= Rowland Heylyn =

Rowland Heylyn (or Heilin or Heylin) (1562–1631) was a successful London merchant, sheriff of London in 1624–1625 and publisher of a Welsh bible in 1630.

==Life==
Heylyn was the son of David Heylyn of the historical Heylyn family of Pentreheylin in Powys, Wales. He entered the free school of Shrewsbury in 1570 and was a pupil of Thomas Lawrence. In 1576, he was apprenticed to Thomas Wade of London, and was admitted to freedom of the Ironmongers' Company in 1584. In 1601, he purchased considerable lands at Laleham and Staines. He was assistant of the Ironmongers in 1612 and served as master in 1614. He continued to buy property and in 1619 acquired land at Mayfield, Colton, Haywood and Blithbury in Staffordshire. He lived in the Parish of St Alban Wood Street and was elected alderman of Cripplegate ward in 1624 and was Sheriff of London that year. In 1625, he was master of the Ironmongers company again.

Heylyn supported with Thomas Myddelton publication of the Welsh quarto Bible of 1630, which was bound with the Welsh Prayer Book and the Edmund Prys translation of the Psalter. Other works he saw into print were the Welsh-Latin dictionary of John Davies, and the Practice of Piety of Lewis Bayly in the translation by Rowland Vaughan.

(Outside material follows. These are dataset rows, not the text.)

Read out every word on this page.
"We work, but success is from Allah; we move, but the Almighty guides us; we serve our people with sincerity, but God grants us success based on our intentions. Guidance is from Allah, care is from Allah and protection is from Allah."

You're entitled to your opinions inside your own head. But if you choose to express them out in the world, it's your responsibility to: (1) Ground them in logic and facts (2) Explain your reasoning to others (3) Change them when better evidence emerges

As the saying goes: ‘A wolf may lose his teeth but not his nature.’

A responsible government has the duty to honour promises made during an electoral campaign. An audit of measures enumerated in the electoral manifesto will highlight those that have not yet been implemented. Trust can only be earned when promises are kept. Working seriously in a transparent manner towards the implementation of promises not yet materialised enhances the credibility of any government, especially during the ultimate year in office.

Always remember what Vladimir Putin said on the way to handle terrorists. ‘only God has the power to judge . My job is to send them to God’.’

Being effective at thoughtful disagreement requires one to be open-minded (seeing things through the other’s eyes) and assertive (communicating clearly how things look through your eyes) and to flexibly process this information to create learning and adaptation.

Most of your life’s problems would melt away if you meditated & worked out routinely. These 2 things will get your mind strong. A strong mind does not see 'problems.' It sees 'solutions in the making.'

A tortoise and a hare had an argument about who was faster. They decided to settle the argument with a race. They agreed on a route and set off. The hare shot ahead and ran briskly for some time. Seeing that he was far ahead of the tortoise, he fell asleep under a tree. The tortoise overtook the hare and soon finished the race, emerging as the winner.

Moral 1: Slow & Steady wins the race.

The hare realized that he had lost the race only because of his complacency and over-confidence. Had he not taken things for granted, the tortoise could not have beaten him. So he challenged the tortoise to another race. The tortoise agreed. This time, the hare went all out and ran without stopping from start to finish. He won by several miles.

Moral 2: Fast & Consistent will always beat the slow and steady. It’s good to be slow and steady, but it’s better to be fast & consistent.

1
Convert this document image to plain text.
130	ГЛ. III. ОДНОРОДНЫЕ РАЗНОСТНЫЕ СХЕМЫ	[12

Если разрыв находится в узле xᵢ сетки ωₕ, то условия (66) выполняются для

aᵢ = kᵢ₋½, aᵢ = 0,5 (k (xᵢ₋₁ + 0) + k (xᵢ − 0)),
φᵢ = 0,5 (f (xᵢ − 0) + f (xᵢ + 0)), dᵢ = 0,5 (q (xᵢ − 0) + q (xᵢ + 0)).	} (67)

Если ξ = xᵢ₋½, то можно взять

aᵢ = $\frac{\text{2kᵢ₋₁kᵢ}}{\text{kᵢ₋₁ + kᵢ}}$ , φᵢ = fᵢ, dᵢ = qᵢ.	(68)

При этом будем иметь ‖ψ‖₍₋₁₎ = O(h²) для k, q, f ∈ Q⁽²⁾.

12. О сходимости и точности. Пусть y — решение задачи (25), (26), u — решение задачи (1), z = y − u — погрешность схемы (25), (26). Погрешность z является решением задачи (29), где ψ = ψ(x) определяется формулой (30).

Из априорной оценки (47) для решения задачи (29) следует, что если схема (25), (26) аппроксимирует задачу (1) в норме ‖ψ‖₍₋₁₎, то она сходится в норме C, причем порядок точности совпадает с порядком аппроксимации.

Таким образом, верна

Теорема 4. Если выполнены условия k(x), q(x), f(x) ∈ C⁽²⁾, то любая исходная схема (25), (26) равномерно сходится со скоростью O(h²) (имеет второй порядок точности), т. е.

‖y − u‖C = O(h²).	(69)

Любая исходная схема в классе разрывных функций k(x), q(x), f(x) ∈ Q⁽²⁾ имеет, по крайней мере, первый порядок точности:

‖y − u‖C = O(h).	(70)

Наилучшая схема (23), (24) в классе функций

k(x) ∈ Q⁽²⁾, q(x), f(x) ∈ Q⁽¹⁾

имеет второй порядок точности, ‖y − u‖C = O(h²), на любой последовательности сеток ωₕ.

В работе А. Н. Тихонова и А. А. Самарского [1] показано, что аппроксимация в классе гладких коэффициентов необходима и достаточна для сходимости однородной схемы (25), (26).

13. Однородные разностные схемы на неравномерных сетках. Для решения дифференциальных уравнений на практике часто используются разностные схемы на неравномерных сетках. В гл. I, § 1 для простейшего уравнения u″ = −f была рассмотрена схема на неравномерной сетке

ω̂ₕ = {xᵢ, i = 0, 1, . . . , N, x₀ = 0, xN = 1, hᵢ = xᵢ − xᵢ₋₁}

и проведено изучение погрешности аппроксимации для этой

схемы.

A portrait of Heylyn by Henry Cocke in the Ironmongers' Hall is described as "Mr Rowland Heylyn a good benefactor. This gentleman's features are represented as emaciated, but pleasing; with white beard and whiskers; habited in a black gown and cap; his right hand on a book. He was described by Blakeway in the Sheriffs of Montgomery as "The pious and munificent Rowland Heylyn Alderman of London, promoter of the Welsh translation of the bible and of every other laudable undertaking in his day". He left £300 for the poor of Shrewsbury and 83 books to Shrewsbury School.

Heylyn married Alice Aldworth, but had no surviving children. He owned property in Laleham and Staines in Middlesex, and manors in Staffordshire and other counties which he left to the children of his two sisters. He was the uncle of Henry Heylyn whose son Peter Heylyn was a notable ecclesiastic and author.